March 13, 1999|By Bill Glauber | Bill Glauber,SUN FOREIGN STAFF
LONDON -- The Olympics have survived boycotts, world wars, terrorist murders and a fleeting association with Adolf Hitler's Third Reich.
But can they overcome greed?
That's the question facing the Games' guardians as they gather for watershed meetings next week at their opulent headquarters in Lausanne, Switzerland.
The International Olympic Committee is under fire over the bribery scandal in the awarding the 2002 Winter Games to Salt Lake City. With about a quarter of the committee's membership implicated in the vote-buying affair, the IOC faces a make-or-break week as it begins the process of reform.
Many outside the organization are calling for major initiatives to transform one of the world's more exclusive private clubs into a democratic and open body. At stake is the organization's relationship with sponsors, athletes and spectators.
And IOC President Juan Antonio Samaranch, who brought the Olympics from financial distress to unparalleled success, may feel the greatest pressure of all.
Does he stay? Or does he go?
"We've lost some standing in the international sports community and we have lost some standing with the public," said Craig Reedie, an IOC member from Britain. "But I don't think the concept of the Games has been lost with the public. We can only re-establish our standing and credibility by reacting quickly to the demands for reform."
In characteristic fashion, though, the IOC will carry on its discussions behind closed doors, with the organization's powerful executive committee convening prior to a special general assembly Wednesday and Thursday.
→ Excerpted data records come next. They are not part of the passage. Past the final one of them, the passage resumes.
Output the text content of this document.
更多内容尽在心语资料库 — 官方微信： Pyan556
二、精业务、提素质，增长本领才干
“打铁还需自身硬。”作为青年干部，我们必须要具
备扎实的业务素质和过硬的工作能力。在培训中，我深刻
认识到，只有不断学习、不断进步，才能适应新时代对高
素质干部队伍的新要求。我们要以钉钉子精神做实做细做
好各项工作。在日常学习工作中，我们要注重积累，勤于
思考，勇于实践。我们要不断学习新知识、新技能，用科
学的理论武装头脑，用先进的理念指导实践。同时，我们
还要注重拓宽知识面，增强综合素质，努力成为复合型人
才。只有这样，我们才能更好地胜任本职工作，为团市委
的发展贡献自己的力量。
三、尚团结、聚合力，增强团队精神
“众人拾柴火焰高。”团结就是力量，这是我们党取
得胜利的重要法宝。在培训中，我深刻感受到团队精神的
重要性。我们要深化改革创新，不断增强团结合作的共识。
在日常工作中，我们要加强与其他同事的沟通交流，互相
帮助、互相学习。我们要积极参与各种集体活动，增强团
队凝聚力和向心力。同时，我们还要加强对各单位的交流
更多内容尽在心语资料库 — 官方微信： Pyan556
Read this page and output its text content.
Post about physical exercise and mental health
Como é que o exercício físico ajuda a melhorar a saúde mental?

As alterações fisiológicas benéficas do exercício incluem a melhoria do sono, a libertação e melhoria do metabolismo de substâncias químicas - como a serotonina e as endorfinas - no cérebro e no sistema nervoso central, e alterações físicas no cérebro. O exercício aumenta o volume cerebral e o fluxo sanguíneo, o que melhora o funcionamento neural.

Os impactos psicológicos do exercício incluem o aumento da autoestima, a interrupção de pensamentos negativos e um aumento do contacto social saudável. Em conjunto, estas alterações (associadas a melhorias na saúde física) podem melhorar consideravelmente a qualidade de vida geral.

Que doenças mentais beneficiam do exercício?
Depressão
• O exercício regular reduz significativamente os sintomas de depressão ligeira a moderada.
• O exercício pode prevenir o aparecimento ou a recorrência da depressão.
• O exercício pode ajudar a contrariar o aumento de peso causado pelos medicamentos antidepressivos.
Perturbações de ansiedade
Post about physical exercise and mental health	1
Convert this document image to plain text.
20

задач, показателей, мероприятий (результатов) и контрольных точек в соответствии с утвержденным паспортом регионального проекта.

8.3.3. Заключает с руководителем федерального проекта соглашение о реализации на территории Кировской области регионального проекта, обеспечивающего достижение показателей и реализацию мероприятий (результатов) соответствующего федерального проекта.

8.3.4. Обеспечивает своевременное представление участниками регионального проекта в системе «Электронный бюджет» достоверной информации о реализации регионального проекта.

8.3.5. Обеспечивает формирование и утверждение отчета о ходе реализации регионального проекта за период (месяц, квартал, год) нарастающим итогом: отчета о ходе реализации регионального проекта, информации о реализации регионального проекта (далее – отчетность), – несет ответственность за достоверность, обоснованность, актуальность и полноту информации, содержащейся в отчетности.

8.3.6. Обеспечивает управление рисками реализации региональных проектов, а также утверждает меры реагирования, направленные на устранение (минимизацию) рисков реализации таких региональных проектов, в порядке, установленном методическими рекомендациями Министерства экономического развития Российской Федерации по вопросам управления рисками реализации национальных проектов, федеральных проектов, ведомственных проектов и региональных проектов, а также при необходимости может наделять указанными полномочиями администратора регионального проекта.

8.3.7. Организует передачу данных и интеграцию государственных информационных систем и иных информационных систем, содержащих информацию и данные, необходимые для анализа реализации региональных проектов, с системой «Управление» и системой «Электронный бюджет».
The aim is to punish the wrongdoers and reform the the bid process.
"I must confess that I consider the coming extraordinary session one of the most important in our history, and the most important of my presidency," Samaranch wrote to IOC members in a letter dated Tuesday. "Our duty requires that we take concrete decisions, in some cases painful ones, for the whole world will be observing."
Reputations and careers are on the line. And in some ways, so is the future of the Olympics.
"For better or for worse, the Olympic Games are the ritual performance of the global system," said John J. MacAloon, a University of Chicago sociologist and Olympics historian. "They are the only truly international festival that we have. Naturally, the public is interested in insuring the leadership understands this is not a plaything for them to capitalize on. That's what a lot of the outrage is about."
For 105 years, IOC members tried to cultivate a reputation for fairness and virtue as chief arbiters of a global sporting event. In many ways, they were the world's last amateurs in an expanding sports marketplace.
Based in Switzerland and composed of selected volunteer members -- 114 before the scandal -- the IOC presides over its charter, ethics code and rules.
The committee normally is answerable to no one but itself. The panel owns the rights to one of the world's best-known symbols -- the five Olympic rings -- and one of the world's biggest and best-known sporting events -- the Olympic Games.
Part of the IOC's problem is that it is very much an old world, aristocratic institution. The fact that present crisis is centered in the United States also poses difficulties for an organization accustomed to working in private.
"It has blown up into a kind of little soap opera, of U.S. and European antagonisms," MacAloon said.
A blend of sporting grit and Olympic grandeur historically has enabled the IOC to gloss over failures that might have sunk any other sporting body.
The Olympics survived the murder of Israeli athletes and coaches at the Munich Summer Games in 1972 and boycotts in 1976, 1980 and 1984. The IOC also managed to gloss over the stain of the 1936 Nazi Olympics, when Hitler and his propagandists tried to use the event as a platform for their notion of Aryan superiority on the eve of World War II.
Yet the IOC has found the Salt Lake City scandal hard to shake, with revelations over four months undoing decades of carefully crafted image-making.
"This chapter will be part of our history," said Anita DeFrantz, an IOC vice president from the United States. She has denied allegations made by a former Salt Lake Olympic organizer that she knew of the vote-buying scheme.
Since the scandal erupted, 30 IOC members have been implicated. Four resigned. And an IOC investigative panel has recommended six for expulsion and announced the censure of two, while warning eight and exonerating three others. Cases against six others were dropped. One member died.
Yesterday three major power brokers were tarnished as the IOC panel recommended censure for Kim Un-yong, an executive board member from South Korea, and for Australian Phil Coles. The panel also issued a "very serious" warning to former IOC Vice President Vitaly Smirnov of Russia. Kim's case remains open, and he could face expulsion.
Final action on the panel's recommendations will come at the assembly meeting.